At a meeting of the board of directors of the Central Bank in July an update on the drafting of the legislation was ordered. “The board of directors of Central Bank of the UAE held its 4th meeting for the year 2013 during which it took note of the latest developments regarding draft of the Mortgage Loans Regulation, which had previously been referred to the concerned agencies for study and feedback, and instructed follow-up with the said agencies,” the WAM news agency reported.
Foreigners account for about 80 percent of the UAE's population of roughly 8m and are major buyers of real estate in designated areas where they are permitted to own property.
Ghurair this week also revealed the central bank is expected to announce rules restricting the amount of exposure which banks can have to the debt of state-linked entities within one or two months.

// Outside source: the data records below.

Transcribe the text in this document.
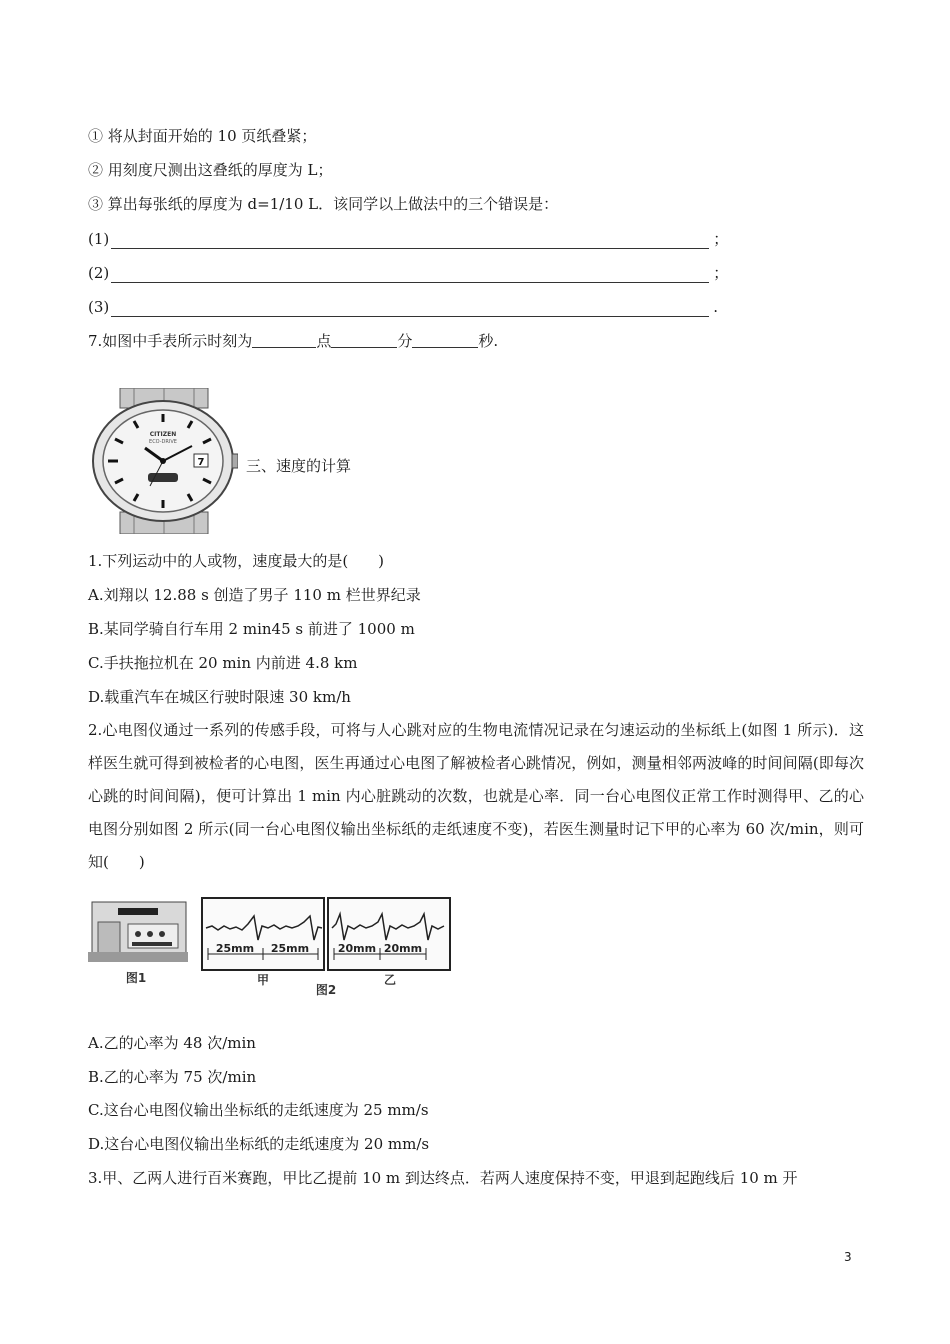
① 将从封面开始的 10 页纸叠紧；
② 用刻度尺测出这叠纸的厚度为 L；
③ 算出每张纸的厚度为 d=1/10 L．该同学以上做法中的三个错误是：
(1)	；
(2)	；
(3)	.
7.如图中手表所示时刻为	点	分	秒.
CITIZEN
ECO-DRIVE
7	三、速度的计算
1.下列运动中的人或物，速度最大的是(　　)
A.刘翔以 12.88 s 创造了男子 110 m 栏世界纪录
B.某同学骑自行车用 2 min45 s 前进了 1000 m
C.手扶拖拉机在 20 min 内前进 4.8 km
D.载重汽车在城区行驶时限速 30 km/h
2.心电图仪通过一系列的传感手段，可将与人心跳对应的生物电流情况记录在匀速运动的坐标纸上(如图 1 所示)．这样医生就可得到被检者的心电图，医生再通过心电图了解被检者心跳情况，例如，测量相邻两波峰的时间间隔(即每次心跳的时间间隔)，便可计算出 1 min 内心脏跳动的次数，也就是心率．同一台心电图仪正常工作时测得甲、乙的心电图分别如图 2 所示(同一台心电图仪输出坐标纸的走纸速度不变)，若医生测量时记下甲的心率为 60 次/min，则可知(　　)
图1
25mm 25mm
甲
20mm 20mm
乙
图2
A.乙的心率为 48 次/min
B.乙的心率为 75 次/min
C.这台心电图仪输出坐标纸的走纸速度为 25 mm/s
D.这台心电图仪输出坐标纸的走纸速度为 20 mm/s
3.甲、乙两人进行百米赛跑，甲比乙提前 10 m 到达终点．若两人速度保持不变，甲退到起跑线后 10 m 开
3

"It is already finalised by the central bank. Now the central bank just has to announce it - I think in the next month, two months max. It's already passed the board," he said.
"We will have to wait and see what is the final decision. I'm sure some banks will seek time. There will be some slight changes but the good news is that other loans are growing so the overall proportion of GRE loans is shrinking."
He added, "The central bank said, 'This is the guidelines and we're willing to sit down with each bank and discuss with them how much time we're willing to give and what they need to adjust.' If I tell you to lose weight - 10kgs now - you can't. You need time - it can't happen overnight."
The central bank tried to introduce the rules last year as part of a drive to reduce risks and prevent any recurrence of Dubai's 2009-2010 corporate debt crisis.
But it suspended the rules after banks complained the regulations would slow growth of their business and could cause them losses if they were forced to unload some of their state-linked loans quickly.
Lending to government-owned enterprises by some of the UAE's biggest banks is currently well above the ceilings envisaged by the central bank last year. Sudden reductions could hurt not only the banks but the Dubai government, which has increasingly relied on loans from local banks for funding since the crisis.
In a research note last week, Bank of America Merrill Lynch calculated that the UAE banking sector's exposure to the government and non-financial public enterprises as a percentage of bank capital was at 104 percent, the highest ratio since the late 1970s.
Ghurair did not give details of the upcoming rules. Bank of America Merrill Lynch said UAE banks had proposed that bonds and sukuk be excluded from the limits, which would reduce the total amount of exposure to be regulated by about a fifth.